States’ responses to the recent pandemic also overlap with their fertility rates. Historically, societies have seen major declines in fertility during periods of economic and social stress, such as the two world wars and the Great Depression. The Covid pandemic certainly qualifies as such a traumatic time, and given that partisan differences in states’ handling of that crisis correlate with birthrates, it’s possible that their varying policies had some effect on fertility. Republican states recovered quickest economically from the Covid shutdowns, adding hundreds of thousands of new jobs some two years after pandemic lockdowns began, even as Democratic states were still short more than 1 million jobs, according to one analysis. A working paper from the National Bureau of Economic Research charted Covid-era economic and social outcomes, including how quickly schools reopened, and found that 17 of the top 20 states in terms of recovery were Republican, while nine of the ten states with the worst outcomes were Democratic. (The exception, again, was low-fertility Nevada.)

Given global fertility declines, the question is whether differences in state outcomes can illuminate how to stabilize births. Many low-birthrate countries, such as Japan and Western European nations, have tried government-driven, so-called pro-natalist policies—like mandating maternal leave, offering tax breaks for having kids, and subsidizing child care—with little success. In the U.S., some policy experts are campaigning to expand the federal child tax credit to support families, while some states and cities have also mandated that businesses grant leave to new parents. Immigration advocates, meantime, claim that new residents can solve our population woes, though studies in Europe of countries with significant foreign-born populations, like Austria, have found the “immigration bounce” is small because new arrivals quickly adopt their new country’s fertility practices. In America, many new arrivals are poor, low-educated migrants who require significant government subsidies—creating other sorts of problems.

Perhaps the most important thing that government can accomplish when it comes to fertility is to do no harm. Recent American social policy may well have discouraged marriage, especially among low-income recipients of federal and state government aid. Similarly, local governments played a decisive role in pushing up American housing costs—and creating the disincentives to having children that those costs present.

Many fertility scholars note that birthrates began plunging as countries grew richer.
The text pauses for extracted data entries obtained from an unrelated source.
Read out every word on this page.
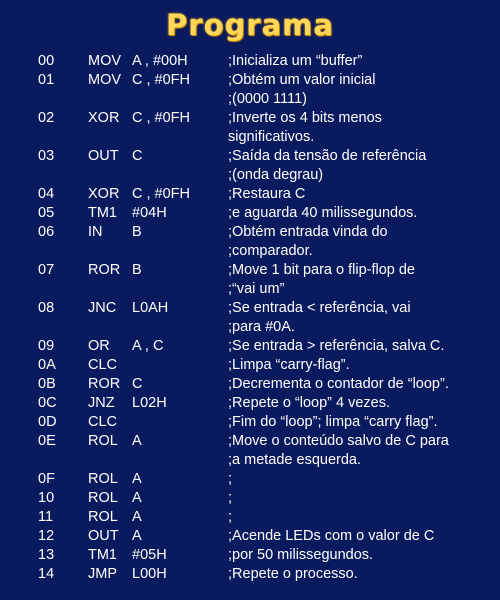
Programa
00 MOV A , #00H	;Inicializa um “buffer”
01 MOV C , #0FH	;Obtém um valor inicial
;(0000 1111)
02 XOR C , #0FH	;Inverte os 4 bits menos
significativos.
03 OUT C	;Saída da tensão de referência
;(onda degrau)
04 XOR C , #0FH	;Restaura C
05 TM1 #04H	;e aguarda 40 milissegundos.
06 IN B	;Obtém entrada vinda do
;comparador.
07 ROR B	;Move 1 bit para o flip-flop de
;“vai um”
08 JNC L0AH	;Se entrada < referência, vai
;para #0A.
09 OR A , C	;Se entrada > referência, salva C.
0A CLC	;Limpa “carry-flag”.
0B ROR C	;Decrementa o contador de “loop”.
0C JNZ L02H	;Repete o “loop” 4 vezes.
0D CLC	;Fim do “loop”; limpa “carry flag”.
0E ROL A	;Move o conteúdo salvo de C para
;a metade esquerda.
0F ROL A	;
10 ROL A	;
11 ROL A	;
12 OUT A	;Acende LEDs com o valor de C
13 TM1 #05H	;por 50 milissegundos.
14 JMP L00H	;Repete o processo.
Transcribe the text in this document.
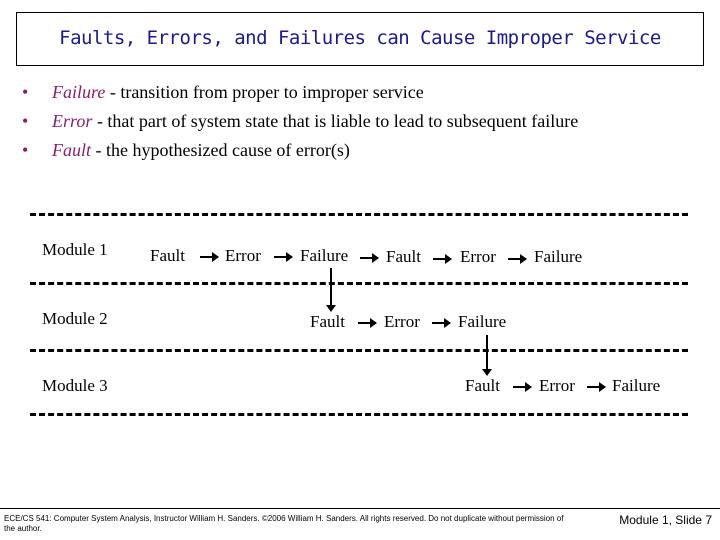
Faults, Errors, and Failures can Cause Improper Service
• Failure - transition from proper to improper service
• Error - that part of system state that is liable to lead to subsequent failure
• Fault - the hypothesized cause of error(s)
Module 1 Fault Error Failure Fault Error Failure
Module 2	Fault Error Failure
Module 3	Fault Error Failure
ECE/CS 541: Computer System Analysis, Instructor William H. Sanders. ©2006 William H. Sanders. All rights reserved. Do not duplicate without permission of the author.
Module 1, Slide 7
They assume that prosperity is linked to people having more options in life, which makes having children less desirable. But prosperity also brings with it bigger and more ambitious government, with more social spending, more regulation, more complexity in taxes—and more unintended social consequences. That’s another obvious difference between Republican and Democratic states in America: the ones with lower fertility rates have more government. Perhaps that is part of the problem.